Back in Asuncion a couple of days later, we were preparing for another meeting. Two Cargill executives based in Paraguay were interested in meeting with us, as well us giving us a boat tour of their planned port on the Rio Paraguay. Jodie and I met them at their office in the Citi building. After passing through a couple of light security checks (exchanging our ID cards for Cargill badges), and getting buzzed into their office, we spent less than one minute in the lobby before being cordially greeted by Fernando Acosta, the general manager for Cargill in Paraguay and Bolivia, and Francisco Solano, the project manger for the new port. The four of us sat comfortably around a table fit for 15 or 20. After brief introductions, Francisco directed our attention to the screen at the end of the room and presented a power point presentation on their port project. The presentation included scope of project, social impact, technical assumptions, products to be processed, mitigation measures, and a history of the licensing process.

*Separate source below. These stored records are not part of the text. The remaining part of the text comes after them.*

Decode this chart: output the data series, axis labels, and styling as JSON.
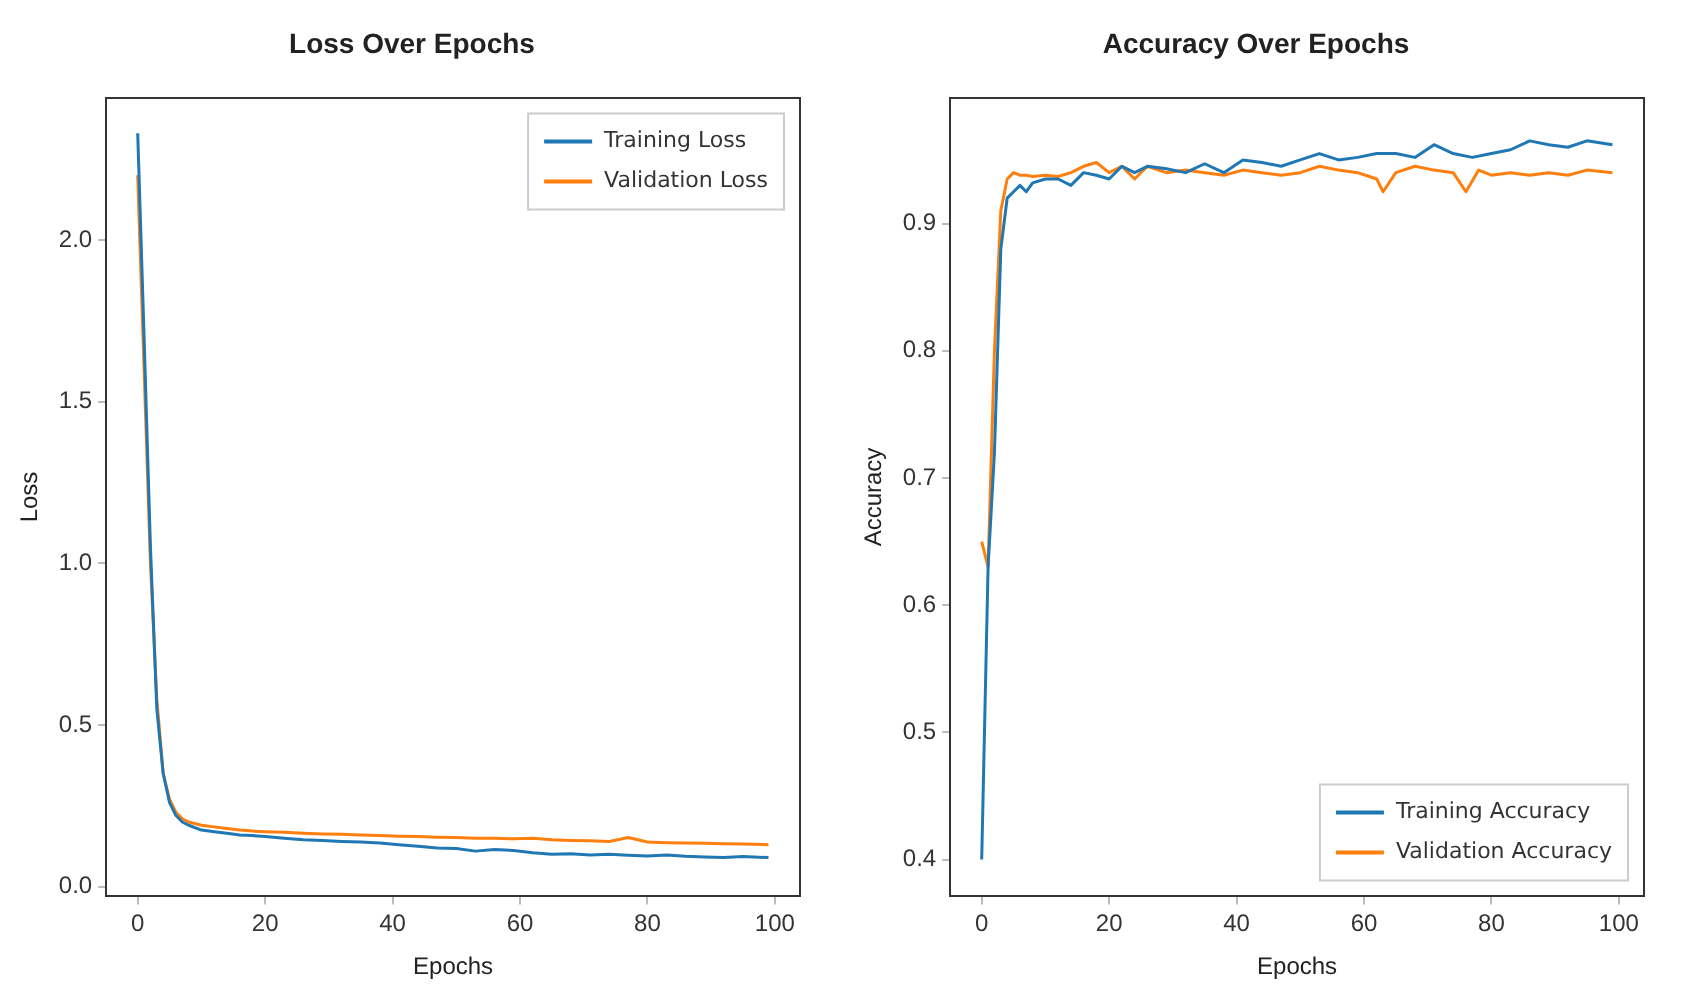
{
  "chart_data": [
    {
      "type": "line",
      "title": "Loss Over Epochs",
      "xlabel": "Epochs",
      "ylabel": "Loss",
      "xlim": [
        -4.95,
        103.95
      ],
      "xticks": [
        0,
        20,
        40,
        60,
        80,
        100
      ],
      "ylim": [
        -0.03,
        2.44
      ],
      "yticks": [
        {
          "value": 0,
          "label": "0.0"
        },
        0.5,
        {
          "value": 1,
          "label": "1.0"
        },
        1.5,
        {
          "value": 2,
          "label": "2.0"
        }
      ],
      "grid": false,
      "legend": "top right",
      "marker": "none",
      "line_style": "solid",
      "series": [
        {
          "name": "Training Loss",
          "color": "#1f77b4",
          "x": [
            0,
            1,
            2,
            3,
            4,
            5,
            6,
            7,
            8,
            10,
            12,
            14,
            16,
            18,
            20,
            23,
            26,
            29,
            32,
            35,
            38,
            41,
            44,
            47,
            50,
            53,
            56,
            59,
            62,
            65,
            68,
            71,
            74,
            77,
            80,
            83,
            86,
            89,
            92,
            95,
            99
          ],
          "values": [
            2.33,
            1.7,
            1.05,
            0.55,
            0.35,
            0.26,
            0.22,
            0.2,
            0.19,
            0.175,
            0.17,
            0.165,
            0.16,
            0.158,
            0.155,
            0.15,
            0.145,
            0.143,
            0.14,
            0.138,
            0.135,
            0.13,
            0.125,
            0.12,
            0.118,
            0.11,
            0.115,
            0.112,
            0.105,
            0.1,
            0.102,
            0.098,
            0.1,
            0.097,
            0.095,
            0.098,
            0.094,
            0.092,
            0.09,
            0.093,
            0.09
          ]
        },
        {
          "name": "Validation Loss",
          "color": "#ff7f0e",
          "x": [
            0,
            1,
            2,
            3,
            4,
            5,
            6,
            7,
            8,
            10,
            12,
            14,
            16,
            18,
            20,
            23,
            26,
            29,
            32,
            35,
            38,
            41,
            44,
            47,
            50,
            53,
            56,
            59,
            62,
            65,
            68,
            71,
            74,
            77,
            80,
            83,
            86,
            89,
            92,
            95,
            99
          ],
          "values": [
            2.2,
            1.6,
            1.0,
            0.58,
            0.35,
            0.27,
            0.23,
            0.21,
            0.2,
            0.19,
            0.185,
            0.18,
            0.175,
            0.172,
            0.17,
            0.168,
            0.165,
            0.163,
            0.162,
            0.16,
            0.158,
            0.156,
            0.155,
            0.153,
            0.152,
            0.15,
            0.15,
            0.148,
            0.15,
            0.145,
            0.143,
            0.142,
            0.14,
            0.152,
            0.138,
            0.136,
            0.135,
            0.134,
            0.133,
            0.132,
            0.13
          ]
        }
      ]
    },
    {
      "type": "line",
      "title": "Accuracy Over Epochs",
      "xlabel": "Epochs",
      "ylabel": "Accuracy",
      "xlim": [
        -4.95,
        103.95
      ],
      "xticks": [
        0,
        20,
        40,
        60,
        80,
        100
      ],
      "ylim": [
        0.371,
        0.999
      ],
      "yticks": [
        0.4,
        0.5,
        0.6,
        0.7,
        0.8,
        0.9
      ],
      "grid": false,
      "legend": "bottom right",
      "marker": "none",
      "line_style": "solid",
      "series": [
        {
          "name": "Training Accuracy",
          "color": "#1f77b4",
          "x": [
            0,
            1,
            2,
            3,
            4,
            5,
            6,
            7,
            8,
            10,
            12,
            14,
            16,
            18,
            20,
            22,
            24,
            26,
            29,
            32,
            35,
            38,
            41,
            44,
            47,
            50,
            53,
            56,
            59,
            62,
            65,
            68,
            71,
            74,
            77,
            80,
            83,
            86,
            89,
            92,
            95,
            99
          ],
          "values": [
            0.4,
            0.63,
            0.72,
            0.88,
            0.92,
            0.925,
            0.93,
            0.925,
            0.932,
            0.935,
            0.935,
            0.93,
            0.94,
            0.938,
            0.935,
            0.945,
            0.94,
            0.945,
            0.943,
            0.94,
            0.947,
            0.94,
            0.95,
            0.948,
            0.945,
            0.95,
            0.955,
            0.95,
            0.952,
            0.955,
            0.955,
            0.952,
            0.962,
            0.955,
            0.952,
            0.955,
            0.958,
            0.965,
            0.962,
            0.96,
            0.965,
            0.962
          ]
        },
        {
          "name": "Validation Accuracy",
          "color": "#ff7f0e",
          "x": [
            0,
            1,
            2,
            3,
            4,
            5,
            6,
            7,
            8,
            10,
            12,
            14,
            16,
            18,
            20,
            22,
            24,
            26,
            29,
            32,
            35,
            38,
            41,
            44,
            47,
            50,
            53,
            56,
            59,
            62,
            63,
            65,
            68,
            71,
            74,
            76,
            78,
            80,
            83,
            86,
            89,
            92,
            95,
            99
          ],
          "values": [
            0.65,
            0.63,
            0.8,
            0.91,
            0.935,
            0.94,
            0.938,
            0.938,
            0.937,
            0.938,
            0.937,
            0.94,
            0.945,
            0.948,
            0.94,
            0.945,
            0.935,
            0.945,
            0.94,
            0.942,
            0.94,
            0.938,
            0.942,
            0.94,
            0.938,
            0.94,
            0.945,
            0.942,
            0.94,
            0.935,
            0.925,
            0.94,
            0.945,
            0.942,
            0.94,
            0.925,
            0.942,
            0.938,
            0.94,
            0.938,
            0.94,
            0.938,
            0.942,
            0.94
          ]
        }
      ]
    }
  ]
}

The biggest threat posed by this new port is the contamination of the entire drinking supply for the 1 million inhabitants of the capital city of Asuncion. And nothing in this presentation provided persuasive evidence to convince us that building a port just 500 meters upstream from the public utility water intake could possibly be safe. In fact, their principle rationale for the new Cargill port not posing a threat is that there are already several small industrial operations upstream from the same water utility. Fernando was proudest to share that through Cargill’s community cares program, they are improving an elementary school, building fire and police stations, and parks in the impoverished community that abuts the port. Albeit a touching gesture, none of these measures address the contamination of the city’s water.
The second half of our meeting took place on a yacht on the Rio Paraguay. We arrived at a dock to board a yacht which would take us on a tour of the planned port, the water utility, as well as other industries that operate in the area. In actuality, the tour amounted to very little beyond the relief of a cool breeze in 90 degree weather. We saw about six workers reinforcing the bank of the river in preparation for construction of the port. We saw the water utility, which indeed was incredibly close to the Cargill site. And, Fernando and Francisco were adamant about pointing out the other industries already operating in the vicinity. Their argument recalled the common childhood refrain, “They’re doing it, so why can’t I?”
On the night of our meeting , we participated in a public event and press conference with partners from Paraguay and Brazil to discuss international movements against Cargill. Even though the Cargill port was approved at the end of December 2007, these partners in Paraguay along with others continue to fight against it. Our consent cannot be won by a yacht ride. There are plans to take this case to the high court in Paraguay in order to revoke the license for construction. RAN will support the struggle and stand by our partners until the end.